After Frei's victory on September 4, 1964, the "303 Committee"--the new name of the interagency group responsible for covert operations--met and discussed the U.S. contribution. According to minutes of the meeting, "Mr. Bundy indicated that a vote of commendation should be extended to those responsible for the successful outcome of the Chilean election." CIA Director John McCone "remarked that the voters, themselves, in Chile deserved some commendation." A special report prepared by the CIA on Chile's new president-elect noted that "with some good fortune and tactful handling, Frei could become an outstanding leader and statesman in Latin America and an exceptionally valuable, if occasionally carping, friend of the United States."
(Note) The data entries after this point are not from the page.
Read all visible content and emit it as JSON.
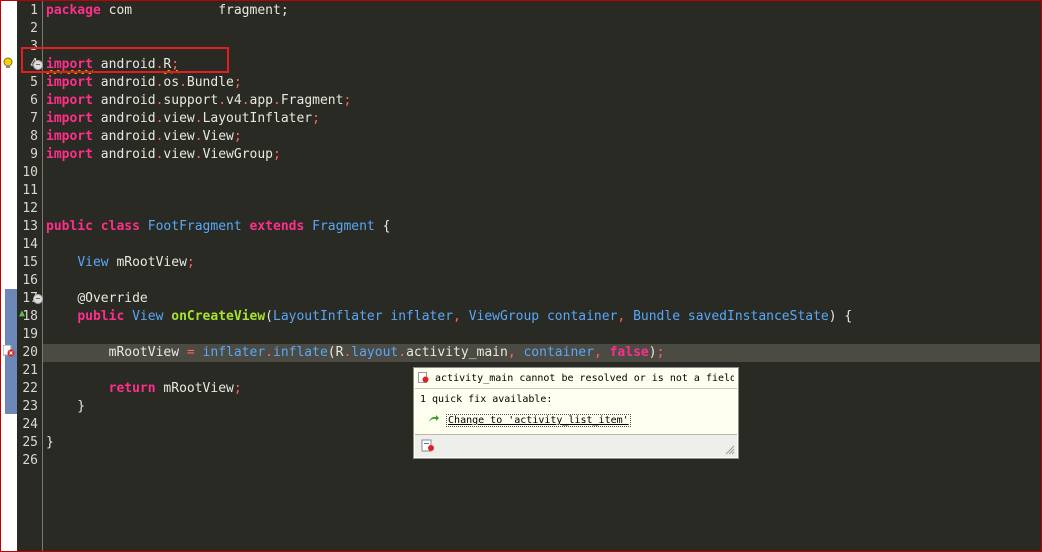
{
  "editor": {
    "lines": [
      {
        "n": "1",
        "t": [
          [
            "kw",
            "package"
          ],
          [
            "pn",
            " com"
          ],
          [
            "pn",
            "           "
          ],
          [
            "pn",
            "fragment;"
          ]
        ]
      },
      {
        "n": "2",
        "t": []
      },
      {
        "n": "3",
        "t": []
      },
      {
        "n": "4",
        "t": [
          [
            "kw",
            "import"
          ],
          [
            "pn",
            " android"
          ],
          [
            "dot",
            "."
          ],
          [
            "pn",
            "R"
          ],
          [
            "dot",
            ";"
          ]
        ]
      },
      {
        "n": "5",
        "t": [
          [
            "kw",
            "import"
          ],
          [
            "pn",
            " android"
          ],
          [
            "dot",
            "."
          ],
          [
            "pn",
            "os"
          ],
          [
            "dot",
            "."
          ],
          [
            "pn",
            "Bundle"
          ],
          [
            "dot",
            ";"
          ]
        ]
      },
      {
        "n": "6",
        "t": [
          [
            "kw",
            "import"
          ],
          [
            "pn",
            " android"
          ],
          [
            "dot",
            "."
          ],
          [
            "pn",
            "support"
          ],
          [
            "dot",
            "."
          ],
          [
            "pn",
            "v4"
          ],
          [
            "dot",
            "."
          ],
          [
            "pn",
            "app"
          ],
          [
            "dot",
            "."
          ],
          [
            "pn",
            "Fragment"
          ],
          [
            "dot",
            ";"
          ]
        ]
      },
      {
        "n": "7",
        "t": [
          [
            "kw",
            "import"
          ],
          [
            "pn",
            " android"
          ],
          [
            "dot",
            "."
          ],
          [
            "pn",
            "view"
          ],
          [
            "dot",
            "."
          ],
          [
            "pn",
            "LayoutInflater"
          ],
          [
            "dot",
            ";"
          ]
        ]
      },
      {
        "n": "8",
        "t": [
          [
            "kw",
            "import"
          ],
          [
            "pn",
            " android"
          ],
          [
            "dot",
            "."
          ],
          [
            "pn",
            "view"
          ],
          [
            "dot",
            "."
          ],
          [
            "pn",
            "View"
          ],
          [
            "dot",
            ";"
          ]
        ]
      },
      {
        "n": "9",
        "t": [
          [
            "kw",
            "import"
          ],
          [
            "pn",
            " android"
          ],
          [
            "dot",
            "."
          ],
          [
            "pn",
            "view"
          ],
          [
            "dot",
            "."
          ],
          [
            "pn",
            "ViewGroup"
          ],
          [
            "dot",
            ";"
          ]
        ]
      },
      {
        "n": "10",
        "t": []
      },
      {
        "n": "11",
        "t": []
      },
      {
        "n": "12",
        "t": []
      },
      {
        "n": "13",
        "t": [
          [
            "kw",
            "public"
          ],
          [
            "pn",
            " "
          ],
          [
            "kw",
            "class"
          ],
          [
            "pn",
            " "
          ],
          [
            "ty",
            "FootFragment"
          ],
          [
            "pn",
            " "
          ],
          [
            "kw",
            "extends"
          ],
          [
            "pn",
            " "
          ],
          [
            "ty",
            "Fragment"
          ],
          [
            "pn",
            " {"
          ]
        ]
      },
      {
        "n": "14",
        "t": []
      },
      {
        "n": "15",
        "t": [
          [
            "pn",
            "    "
          ],
          [
            "ty",
            "View"
          ],
          [
            "pn",
            " mRootView"
          ],
          [
            "dot",
            ";"
          ]
        ]
      },
      {
        "n": "16",
        "t": []
      },
      {
        "n": "17",
        "t": [
          [
            "pn",
            "    "
          ],
          [
            "an",
            "@Override"
          ]
        ]
      },
      {
        "n": "18",
        "t": [
          [
            "pn",
            "    "
          ],
          [
            "kw",
            "public"
          ],
          [
            "pn",
            " "
          ],
          [
            "ty",
            "View"
          ],
          [
            "pn",
            " "
          ],
          [
            "fn",
            "onCreateView"
          ],
          [
            "pn",
            "("
          ],
          [
            "ty",
            "LayoutInflater"
          ],
          [
            "pn",
            " "
          ],
          [
            "fld",
            "inflater"
          ],
          [
            "dot",
            ","
          ],
          [
            "pn",
            " "
          ],
          [
            "ty",
            "ViewGroup"
          ],
          [
            "pn",
            " "
          ],
          [
            "fld",
            "container"
          ],
          [
            "dot",
            ","
          ],
          [
            "pn",
            " "
          ],
          [
            "ty",
            "Bundle"
          ],
          [
            "pn",
            " "
          ],
          [
            "fld",
            "savedInstanceState"
          ],
          [
            "pn",
            ") {"
          ]
        ]
      },
      {
        "n": "19",
        "t": []
      },
      {
        "n": "20",
        "t": [
          [
            "pn",
            "        mRootView "
          ],
          [
            "op",
            "="
          ],
          [
            "pn",
            " "
          ],
          [
            "fld",
            "inflater"
          ],
          [
            "dot",
            "."
          ],
          [
            "fld",
            "inflate"
          ],
          [
            "pn",
            "("
          ],
          [
            "pn",
            "R"
          ],
          [
            "dot",
            "."
          ],
          [
            "fld",
            "layout"
          ],
          [
            "dot",
            "."
          ],
          [
            "pn",
            "activity_main"
          ],
          [
            "dot",
            ","
          ],
          [
            "pn",
            " "
          ],
          [
            "fld",
            "container"
          ],
          [
            "dot",
            ","
          ],
          [
            "pn",
            " "
          ],
          [
            "kw",
            "false"
          ],
          [
            "pn",
            ")"
          ],
          [
            "dot",
            ";"
          ]
        ]
      },
      {
        "n": "21",
        "t": []
      },
      {
        "n": "22",
        "t": [
          [
            "pn",
            "        "
          ],
          [
            "kw",
            "return"
          ],
          [
            "pn",
            " mRootView"
          ],
          [
            "dot",
            ";"
          ]
        ]
      },
      {
        "n": "23",
        "t": [
          [
            "pn",
            "    }"
          ]
        ]
      },
      {
        "n": "24",
        "t": []
      },
      {
        "n": "25",
        "t": [
          [
            "pn",
            "}"
          ]
        ]
      },
      {
        "n": "26",
        "t": []
      }
    ]
  },
  "popup": {
    "error_text": "activity_main cannot be resolved or is not a field",
    "quick_fix_label": "1 quick fix available:",
    "fix_text": "Change to 'activity_list_item'"
  },
  "colors": {
    "background": "#2a2a25",
    "keyword": "#ff2e8a",
    "type": "#58a8f5",
    "method": "#a6e22e",
    "error_box": "#e02020"
  }
}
In the aftermath of the election, the CIA and the State Department continued to fight over whether and how to exercise U.S. influence over Frei. In a September 30th meeting between State Department and CIA officials, the head of covert operations, Desmond Fitzgerald was told that Secretary of State Dean Rusk "doesn't want us in our dealings with the Frei Government to use leverage acquired through support of the CD [Christian Democrats]." "Fitzgerald said this made him very unhappy," according to the memorandum of conversation. The Assistant Secretary of State, Thomas Mann, told the CIA that he doubted Rusk's directive "was as sweeping as it sounds."
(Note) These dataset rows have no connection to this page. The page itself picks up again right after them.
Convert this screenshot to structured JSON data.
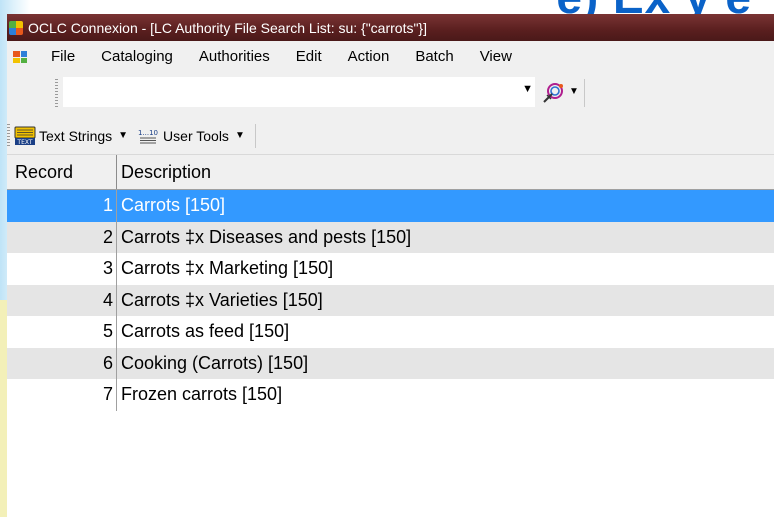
{
  "window": {
    "title": "OCLC Connexion - [LC Authority File Search List: su: {\"carrots\"}]",
    "title_bar_color": "#5a1f1f"
  },
  "slide": {
    "banner_fragment": "e) Ex y e"
  },
  "menu": {
    "items": [
      "File",
      "Cataloging",
      "Authorities",
      "Edit",
      "Action",
      "Batch",
      "View"
    ]
  },
  "toolbar": {
    "combo_value": "",
    "tool_icon": "macro-network-icon"
  },
  "toolbar2": {
    "text_strings_label": "Text Strings",
    "user_tools_label": "User Tools",
    "text_icon_caption": "TEXT",
    "user_tools_icon_caption": "1...10"
  },
  "grid": {
    "headers": {
      "record": "Record",
      "description": "Description"
    },
    "selected_color": "#3399ff",
    "rows": [
      {
        "record": "1",
        "description": "Carrots [150]",
        "selected": true
      },
      {
        "record": "2",
        "description": "Carrots ‡x Diseases and pests [150]"
      },
      {
        "record": "3",
        "description": "Carrots ‡x Marketing [150]"
      },
      {
        "record": "4",
        "description": "Carrots ‡x Varieties [150]"
      },
      {
        "record": "5",
        "description": "Carrots as feed [150]"
      },
      {
        "record": "6",
        "description": "Cooking (Carrots) [150]"
      },
      {
        "record": "7",
        "description": "Frozen carrots [150]"
      }
    ]
  }
}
The new FRUS volume also includes more than a dozen State Department documents on U.S. policy leading up to the 1964 coup in Brazil, but none of the hundreds of CIA records on covert support for the military coup plotters believed to exist. In the spirit of the CIA’s decision to declassify some documents on the 1964 Chilean election, the National Security Archive called on the Agency to release the entire record on Brazil, and all other documents on covert action in Chile during the 1960s.

According to Kornbluh, “After four decades, there is no conceivable justification for continuing to cover up this history.”